Изя обнял меня; его объятие было недолгим, но достаточным для того, чтобы я почувствовала, как он по мне скучал. Под рубашкой чувствовалось, как исхудало его тело. Его взгляд стал совсем взрослым. Мне хотелось рассказать ему обо всем, что с нами произошло. А потом мне уже не хотелось ничего рассказывать. Пани Диамант беспрестанно улыбалась, сжимая руки своих сыновей.

Все говорили разом, рассказывая о русском военном госпитале, где всем им нашлась работа, и о своей надежде эвакуироваться вместе с войсками. Однако приказ так и не пришел.

– Граница перекрыта, – сказал Хаим. – Мы не смогли выйти.

Никто из нас не смог.

Мы устроили небольшое пиршество из бульона с кашей, сытного, хотя и не особенно вкусного, остатков хлеба, баночки джема, припрятанной пани Диамант, и яблок. И, несмотря на то что Хаим рассказывал множество ужасных историй о немецких самолетах, расстреливавших с высоты беженцев, и об убийстве ни в чем не повинных людей, в тот вечер смеха было больше, чем слез. Мы смеялись над уродливыми тарелками, купленными мною у старьевщика, вместо изъятого у нас фарфорового сервиза. Хохотали, когда Хенек поинтересовался, почему немцы не забрали также и драгоценности, и мать объяснила ему причину. А когда Макс представил Гитлера в женских ботинках, читающего принадлежавшие пану Диаманту «Комментарии к Талмуду», я хохотала, пока у меня не заболели мышцы живота. Изя крепко сжимал под столом мою руку.

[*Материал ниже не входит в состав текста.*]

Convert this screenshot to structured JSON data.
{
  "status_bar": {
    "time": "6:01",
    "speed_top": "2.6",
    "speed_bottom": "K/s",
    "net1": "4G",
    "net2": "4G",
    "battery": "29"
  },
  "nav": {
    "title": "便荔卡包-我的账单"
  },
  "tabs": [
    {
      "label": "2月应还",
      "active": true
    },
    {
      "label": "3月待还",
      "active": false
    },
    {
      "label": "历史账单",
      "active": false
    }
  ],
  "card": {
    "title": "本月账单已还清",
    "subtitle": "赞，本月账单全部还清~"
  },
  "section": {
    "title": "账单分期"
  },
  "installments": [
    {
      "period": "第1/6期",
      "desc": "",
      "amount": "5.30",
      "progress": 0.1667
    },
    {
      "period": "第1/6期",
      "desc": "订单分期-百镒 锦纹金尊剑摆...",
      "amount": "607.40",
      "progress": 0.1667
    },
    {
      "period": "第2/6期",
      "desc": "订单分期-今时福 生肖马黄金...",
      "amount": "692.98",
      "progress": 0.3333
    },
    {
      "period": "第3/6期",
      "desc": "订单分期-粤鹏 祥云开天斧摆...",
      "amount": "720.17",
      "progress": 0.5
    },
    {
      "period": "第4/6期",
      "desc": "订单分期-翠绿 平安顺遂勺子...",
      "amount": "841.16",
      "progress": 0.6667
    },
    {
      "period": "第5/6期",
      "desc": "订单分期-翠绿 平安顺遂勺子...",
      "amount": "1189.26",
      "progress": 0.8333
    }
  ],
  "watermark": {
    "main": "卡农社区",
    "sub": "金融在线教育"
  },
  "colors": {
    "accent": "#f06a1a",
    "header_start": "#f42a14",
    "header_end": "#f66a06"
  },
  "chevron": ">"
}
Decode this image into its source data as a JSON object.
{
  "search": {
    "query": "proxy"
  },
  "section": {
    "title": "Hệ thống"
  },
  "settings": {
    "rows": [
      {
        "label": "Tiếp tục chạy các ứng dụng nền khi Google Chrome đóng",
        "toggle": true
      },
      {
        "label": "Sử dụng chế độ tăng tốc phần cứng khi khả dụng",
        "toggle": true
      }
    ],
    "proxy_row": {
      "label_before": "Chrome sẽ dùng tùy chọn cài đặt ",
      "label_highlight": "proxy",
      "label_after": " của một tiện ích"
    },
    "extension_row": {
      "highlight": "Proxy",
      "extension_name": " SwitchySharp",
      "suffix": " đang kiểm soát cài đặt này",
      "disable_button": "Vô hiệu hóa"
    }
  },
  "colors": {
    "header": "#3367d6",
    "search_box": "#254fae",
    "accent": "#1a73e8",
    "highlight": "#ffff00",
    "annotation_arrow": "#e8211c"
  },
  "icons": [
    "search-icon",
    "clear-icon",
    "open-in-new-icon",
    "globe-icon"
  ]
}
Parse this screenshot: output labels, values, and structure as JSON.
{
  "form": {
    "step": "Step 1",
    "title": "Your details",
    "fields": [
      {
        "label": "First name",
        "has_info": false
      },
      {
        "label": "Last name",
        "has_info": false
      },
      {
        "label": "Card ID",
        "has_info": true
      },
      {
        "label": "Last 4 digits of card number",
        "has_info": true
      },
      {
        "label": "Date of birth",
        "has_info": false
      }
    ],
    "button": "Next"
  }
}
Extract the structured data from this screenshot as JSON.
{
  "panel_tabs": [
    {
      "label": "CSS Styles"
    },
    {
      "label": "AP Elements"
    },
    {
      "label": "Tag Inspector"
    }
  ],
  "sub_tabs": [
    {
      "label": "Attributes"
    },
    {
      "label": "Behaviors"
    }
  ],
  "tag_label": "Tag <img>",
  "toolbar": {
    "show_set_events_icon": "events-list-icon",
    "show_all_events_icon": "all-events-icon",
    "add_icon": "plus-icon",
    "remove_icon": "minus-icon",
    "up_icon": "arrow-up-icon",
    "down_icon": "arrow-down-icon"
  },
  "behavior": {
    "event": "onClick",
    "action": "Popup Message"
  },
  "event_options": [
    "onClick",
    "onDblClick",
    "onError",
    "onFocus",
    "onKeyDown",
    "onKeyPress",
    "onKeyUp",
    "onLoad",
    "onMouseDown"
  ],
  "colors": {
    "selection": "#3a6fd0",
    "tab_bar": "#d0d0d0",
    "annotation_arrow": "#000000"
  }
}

Мы многого не знали тогда, нам было так хорошо вместе; мы не знали, что пришел час, когда мужчинам следовало, накрыв головы молитвенными шарфами, обратиться к Богу. А я должна была, стоя на коленях, призывать на помощь Святую Деву и Христа.

Если бы мы только знали, что уже настало время для слез.

11

Дорогая (здесь и далее – перевод с идиша, если не указано иное).